I love Netflix. We've been signed up for a few months now, and it's great. I'm getting much more out of this than I ever did from cable/satellite, and at only 1/3 the price.

So I went looking for more info on how they operate, and found a couple of things of interest.

First is an article on the Fast Company website. It seems that their warehouses have no shelves, and that they scan their entire inventory daily, finding it to be faster than going and finding the DVDs that they want. Fascinating article.

Second is just how many people complain about "throttling".

The accusations are that Netflix plays shady games with when they admit receiving your discs, and when and what they send out to you. My experience with when they receive discs into their system is this: apart from weekends, they've always received movies the day after I put it into the mail, except in the week or two before Christmas. (Now who, pray tell, expects anything to flow through the postal service in the two weeks before Christmas?) The weekend thing seems to be that if you put it into Friday's mail, they get it on Monday. If you put it into Saturday's mail, they may get it Monday, or they may get it Tuesday. This makes sense, if you realize that they're trying to receive two days' mail in one day. They may not get through it all.
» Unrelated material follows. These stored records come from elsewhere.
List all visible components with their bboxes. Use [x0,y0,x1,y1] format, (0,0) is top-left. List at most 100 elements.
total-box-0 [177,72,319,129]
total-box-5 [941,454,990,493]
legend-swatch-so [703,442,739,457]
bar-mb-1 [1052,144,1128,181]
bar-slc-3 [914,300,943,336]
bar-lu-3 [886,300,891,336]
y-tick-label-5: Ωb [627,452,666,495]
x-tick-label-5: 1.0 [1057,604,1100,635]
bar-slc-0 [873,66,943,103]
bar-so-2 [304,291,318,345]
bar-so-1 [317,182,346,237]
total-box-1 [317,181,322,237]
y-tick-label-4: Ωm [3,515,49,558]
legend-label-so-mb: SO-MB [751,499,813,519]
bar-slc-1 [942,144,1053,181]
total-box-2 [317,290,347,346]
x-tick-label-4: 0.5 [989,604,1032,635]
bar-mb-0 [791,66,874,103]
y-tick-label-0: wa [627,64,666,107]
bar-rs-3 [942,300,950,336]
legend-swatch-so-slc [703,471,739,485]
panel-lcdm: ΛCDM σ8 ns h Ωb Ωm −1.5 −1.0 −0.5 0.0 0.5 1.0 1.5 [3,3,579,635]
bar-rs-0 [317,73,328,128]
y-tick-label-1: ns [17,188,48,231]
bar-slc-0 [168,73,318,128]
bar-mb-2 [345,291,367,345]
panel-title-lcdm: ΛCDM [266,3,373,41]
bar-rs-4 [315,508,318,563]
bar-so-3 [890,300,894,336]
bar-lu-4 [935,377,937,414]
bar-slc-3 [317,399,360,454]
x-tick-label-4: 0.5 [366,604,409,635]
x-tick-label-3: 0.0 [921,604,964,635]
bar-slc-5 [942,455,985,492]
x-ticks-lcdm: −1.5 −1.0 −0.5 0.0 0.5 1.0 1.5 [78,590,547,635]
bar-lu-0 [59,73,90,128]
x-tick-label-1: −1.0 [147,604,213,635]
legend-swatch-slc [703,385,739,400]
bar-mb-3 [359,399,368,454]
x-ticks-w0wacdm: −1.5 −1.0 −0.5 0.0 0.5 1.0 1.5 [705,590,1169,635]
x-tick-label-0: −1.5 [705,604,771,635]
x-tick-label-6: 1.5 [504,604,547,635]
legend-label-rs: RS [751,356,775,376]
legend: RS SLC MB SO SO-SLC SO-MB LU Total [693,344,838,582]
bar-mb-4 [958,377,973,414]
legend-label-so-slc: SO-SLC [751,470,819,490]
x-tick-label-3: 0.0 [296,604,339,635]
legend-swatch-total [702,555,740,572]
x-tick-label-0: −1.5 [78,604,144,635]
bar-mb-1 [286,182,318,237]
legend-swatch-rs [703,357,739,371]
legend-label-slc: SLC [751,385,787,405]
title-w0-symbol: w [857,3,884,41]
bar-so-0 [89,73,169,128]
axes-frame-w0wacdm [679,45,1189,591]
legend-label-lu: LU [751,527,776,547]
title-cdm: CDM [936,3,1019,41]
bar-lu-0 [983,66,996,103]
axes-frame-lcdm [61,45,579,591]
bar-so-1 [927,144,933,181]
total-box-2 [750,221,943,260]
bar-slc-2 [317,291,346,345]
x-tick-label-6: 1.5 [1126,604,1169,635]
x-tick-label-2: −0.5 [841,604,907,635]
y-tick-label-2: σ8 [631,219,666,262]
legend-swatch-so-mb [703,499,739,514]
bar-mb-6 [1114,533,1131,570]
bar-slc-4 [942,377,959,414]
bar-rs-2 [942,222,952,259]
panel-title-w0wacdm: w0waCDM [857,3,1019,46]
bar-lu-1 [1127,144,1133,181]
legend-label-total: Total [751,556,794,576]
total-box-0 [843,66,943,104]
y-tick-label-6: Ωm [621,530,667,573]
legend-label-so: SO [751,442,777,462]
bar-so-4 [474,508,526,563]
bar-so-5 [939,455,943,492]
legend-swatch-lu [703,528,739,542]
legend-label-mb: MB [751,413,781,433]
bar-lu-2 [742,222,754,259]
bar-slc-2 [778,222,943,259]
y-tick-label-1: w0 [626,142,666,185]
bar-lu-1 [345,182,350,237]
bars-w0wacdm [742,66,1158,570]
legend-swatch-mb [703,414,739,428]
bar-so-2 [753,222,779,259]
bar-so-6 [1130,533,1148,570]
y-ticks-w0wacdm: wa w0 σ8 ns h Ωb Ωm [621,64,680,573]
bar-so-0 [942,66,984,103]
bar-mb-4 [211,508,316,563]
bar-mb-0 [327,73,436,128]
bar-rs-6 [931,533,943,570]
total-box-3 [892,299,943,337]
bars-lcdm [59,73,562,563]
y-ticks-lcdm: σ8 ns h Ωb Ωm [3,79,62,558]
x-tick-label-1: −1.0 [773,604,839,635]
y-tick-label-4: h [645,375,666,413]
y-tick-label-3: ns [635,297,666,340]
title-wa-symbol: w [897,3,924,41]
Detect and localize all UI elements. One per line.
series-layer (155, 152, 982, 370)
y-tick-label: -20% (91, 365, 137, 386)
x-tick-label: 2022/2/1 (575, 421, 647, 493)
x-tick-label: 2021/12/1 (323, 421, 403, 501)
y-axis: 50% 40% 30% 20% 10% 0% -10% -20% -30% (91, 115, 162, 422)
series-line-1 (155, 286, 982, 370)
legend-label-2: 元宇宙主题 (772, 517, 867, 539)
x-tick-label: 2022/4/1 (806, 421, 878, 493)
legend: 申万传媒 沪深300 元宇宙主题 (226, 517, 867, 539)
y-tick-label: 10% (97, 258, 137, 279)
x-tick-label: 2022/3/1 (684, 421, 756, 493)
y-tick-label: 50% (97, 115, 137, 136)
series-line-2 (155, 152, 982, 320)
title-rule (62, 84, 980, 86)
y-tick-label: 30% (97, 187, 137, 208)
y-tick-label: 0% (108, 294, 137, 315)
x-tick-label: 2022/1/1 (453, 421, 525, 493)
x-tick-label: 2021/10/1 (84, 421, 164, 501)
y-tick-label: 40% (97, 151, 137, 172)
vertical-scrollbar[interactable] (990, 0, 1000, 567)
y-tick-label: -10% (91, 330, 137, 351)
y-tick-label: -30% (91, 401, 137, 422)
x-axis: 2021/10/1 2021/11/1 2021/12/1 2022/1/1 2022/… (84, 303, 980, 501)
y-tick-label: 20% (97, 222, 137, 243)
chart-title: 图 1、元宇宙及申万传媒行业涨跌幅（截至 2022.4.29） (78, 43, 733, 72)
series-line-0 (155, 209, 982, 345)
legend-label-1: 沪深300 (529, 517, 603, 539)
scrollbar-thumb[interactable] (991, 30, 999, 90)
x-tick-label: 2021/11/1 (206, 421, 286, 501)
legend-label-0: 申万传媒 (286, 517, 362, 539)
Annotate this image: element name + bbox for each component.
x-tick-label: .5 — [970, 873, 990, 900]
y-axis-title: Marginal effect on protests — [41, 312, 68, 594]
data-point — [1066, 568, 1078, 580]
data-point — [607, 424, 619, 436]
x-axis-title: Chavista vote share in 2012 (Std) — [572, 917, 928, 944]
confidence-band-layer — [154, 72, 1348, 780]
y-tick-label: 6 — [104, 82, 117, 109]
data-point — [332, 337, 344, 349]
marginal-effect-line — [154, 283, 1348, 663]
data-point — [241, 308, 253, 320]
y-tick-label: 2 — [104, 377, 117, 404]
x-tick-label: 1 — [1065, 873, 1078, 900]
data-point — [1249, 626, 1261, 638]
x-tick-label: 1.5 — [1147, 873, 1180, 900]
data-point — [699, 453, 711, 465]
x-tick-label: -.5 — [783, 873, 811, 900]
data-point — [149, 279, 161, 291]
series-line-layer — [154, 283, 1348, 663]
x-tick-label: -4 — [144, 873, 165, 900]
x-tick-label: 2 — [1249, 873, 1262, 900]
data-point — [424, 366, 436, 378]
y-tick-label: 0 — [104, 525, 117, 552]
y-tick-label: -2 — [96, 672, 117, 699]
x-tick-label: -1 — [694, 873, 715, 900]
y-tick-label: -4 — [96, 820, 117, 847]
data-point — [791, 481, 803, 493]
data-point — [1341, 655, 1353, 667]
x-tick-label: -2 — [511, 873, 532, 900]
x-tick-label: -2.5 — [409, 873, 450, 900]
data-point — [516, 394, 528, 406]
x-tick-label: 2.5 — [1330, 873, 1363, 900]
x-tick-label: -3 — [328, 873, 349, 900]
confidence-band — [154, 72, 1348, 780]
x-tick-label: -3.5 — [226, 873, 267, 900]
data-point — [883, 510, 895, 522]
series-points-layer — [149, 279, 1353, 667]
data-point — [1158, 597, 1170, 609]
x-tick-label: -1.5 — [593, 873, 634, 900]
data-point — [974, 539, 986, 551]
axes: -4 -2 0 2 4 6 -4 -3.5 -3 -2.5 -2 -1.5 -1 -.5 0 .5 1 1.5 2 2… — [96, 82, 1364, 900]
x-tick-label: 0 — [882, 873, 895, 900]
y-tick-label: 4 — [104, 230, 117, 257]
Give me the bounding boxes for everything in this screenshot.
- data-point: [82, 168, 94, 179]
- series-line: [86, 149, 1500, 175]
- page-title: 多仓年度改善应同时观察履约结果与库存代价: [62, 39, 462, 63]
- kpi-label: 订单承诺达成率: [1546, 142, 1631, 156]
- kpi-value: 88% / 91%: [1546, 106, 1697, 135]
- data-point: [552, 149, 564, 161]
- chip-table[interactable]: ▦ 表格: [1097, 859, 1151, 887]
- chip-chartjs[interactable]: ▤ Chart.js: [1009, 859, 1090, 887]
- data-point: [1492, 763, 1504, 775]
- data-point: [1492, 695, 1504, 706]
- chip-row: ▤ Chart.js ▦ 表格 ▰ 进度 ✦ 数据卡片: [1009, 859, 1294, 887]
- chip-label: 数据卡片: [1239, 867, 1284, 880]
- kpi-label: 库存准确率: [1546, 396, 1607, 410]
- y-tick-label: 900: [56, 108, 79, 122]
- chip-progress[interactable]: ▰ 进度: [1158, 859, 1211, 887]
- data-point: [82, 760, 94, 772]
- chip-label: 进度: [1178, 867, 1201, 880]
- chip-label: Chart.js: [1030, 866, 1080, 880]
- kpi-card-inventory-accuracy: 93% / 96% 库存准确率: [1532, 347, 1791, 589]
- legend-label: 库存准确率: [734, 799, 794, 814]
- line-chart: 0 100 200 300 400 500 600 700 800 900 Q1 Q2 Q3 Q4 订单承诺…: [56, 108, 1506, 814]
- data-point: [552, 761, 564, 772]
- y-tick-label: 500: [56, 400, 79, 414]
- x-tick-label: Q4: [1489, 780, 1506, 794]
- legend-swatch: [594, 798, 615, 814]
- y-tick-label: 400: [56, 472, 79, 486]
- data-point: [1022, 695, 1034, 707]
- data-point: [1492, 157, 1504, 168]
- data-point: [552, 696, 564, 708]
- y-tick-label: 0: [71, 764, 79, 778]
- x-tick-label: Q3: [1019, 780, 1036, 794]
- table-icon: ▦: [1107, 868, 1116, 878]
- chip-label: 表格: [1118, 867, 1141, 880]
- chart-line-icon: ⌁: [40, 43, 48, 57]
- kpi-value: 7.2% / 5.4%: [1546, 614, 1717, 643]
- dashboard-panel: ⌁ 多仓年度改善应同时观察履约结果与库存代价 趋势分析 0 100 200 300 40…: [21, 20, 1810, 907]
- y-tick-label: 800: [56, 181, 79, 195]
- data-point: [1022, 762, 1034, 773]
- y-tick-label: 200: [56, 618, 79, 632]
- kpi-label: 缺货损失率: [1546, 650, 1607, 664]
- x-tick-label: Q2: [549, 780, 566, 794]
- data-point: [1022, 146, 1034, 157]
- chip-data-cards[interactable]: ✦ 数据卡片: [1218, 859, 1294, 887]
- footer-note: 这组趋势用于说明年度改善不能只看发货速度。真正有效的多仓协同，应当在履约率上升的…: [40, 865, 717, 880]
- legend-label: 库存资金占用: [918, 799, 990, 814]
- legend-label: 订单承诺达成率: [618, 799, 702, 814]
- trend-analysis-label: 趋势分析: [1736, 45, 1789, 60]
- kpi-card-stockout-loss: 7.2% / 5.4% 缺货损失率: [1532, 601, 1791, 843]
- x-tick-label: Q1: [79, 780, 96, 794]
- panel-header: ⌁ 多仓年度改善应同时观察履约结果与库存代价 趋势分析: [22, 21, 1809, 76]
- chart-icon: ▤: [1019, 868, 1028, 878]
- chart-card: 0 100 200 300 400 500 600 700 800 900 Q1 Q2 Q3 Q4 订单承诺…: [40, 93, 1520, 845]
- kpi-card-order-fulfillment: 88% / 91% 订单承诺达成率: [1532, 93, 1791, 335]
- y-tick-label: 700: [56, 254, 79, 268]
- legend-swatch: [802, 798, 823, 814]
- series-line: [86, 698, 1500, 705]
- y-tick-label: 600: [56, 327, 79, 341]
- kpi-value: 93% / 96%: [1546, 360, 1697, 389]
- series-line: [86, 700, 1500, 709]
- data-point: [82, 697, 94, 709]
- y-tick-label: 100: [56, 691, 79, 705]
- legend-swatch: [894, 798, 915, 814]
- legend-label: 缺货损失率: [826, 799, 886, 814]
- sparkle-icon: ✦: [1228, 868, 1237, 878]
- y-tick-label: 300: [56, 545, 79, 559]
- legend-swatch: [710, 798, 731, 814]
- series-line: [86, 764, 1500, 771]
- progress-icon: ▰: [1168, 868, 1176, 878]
Now what about juggling what/when they send to you? Do they play favorites? Turns out, when you read their terms of service, under the allocation section, they tell you that they do exactly that. A guy named Michael did some experimenting, and wrote up just what goes on and just how you can be effected. My experience pretty much mirrors Michael's; I'm guessing we're not quite rock bottom, but we do get more delays than when we first signed up.

But despite my being at a little lower priority than others, I'm still loving the service, and am happy to suggest it to others.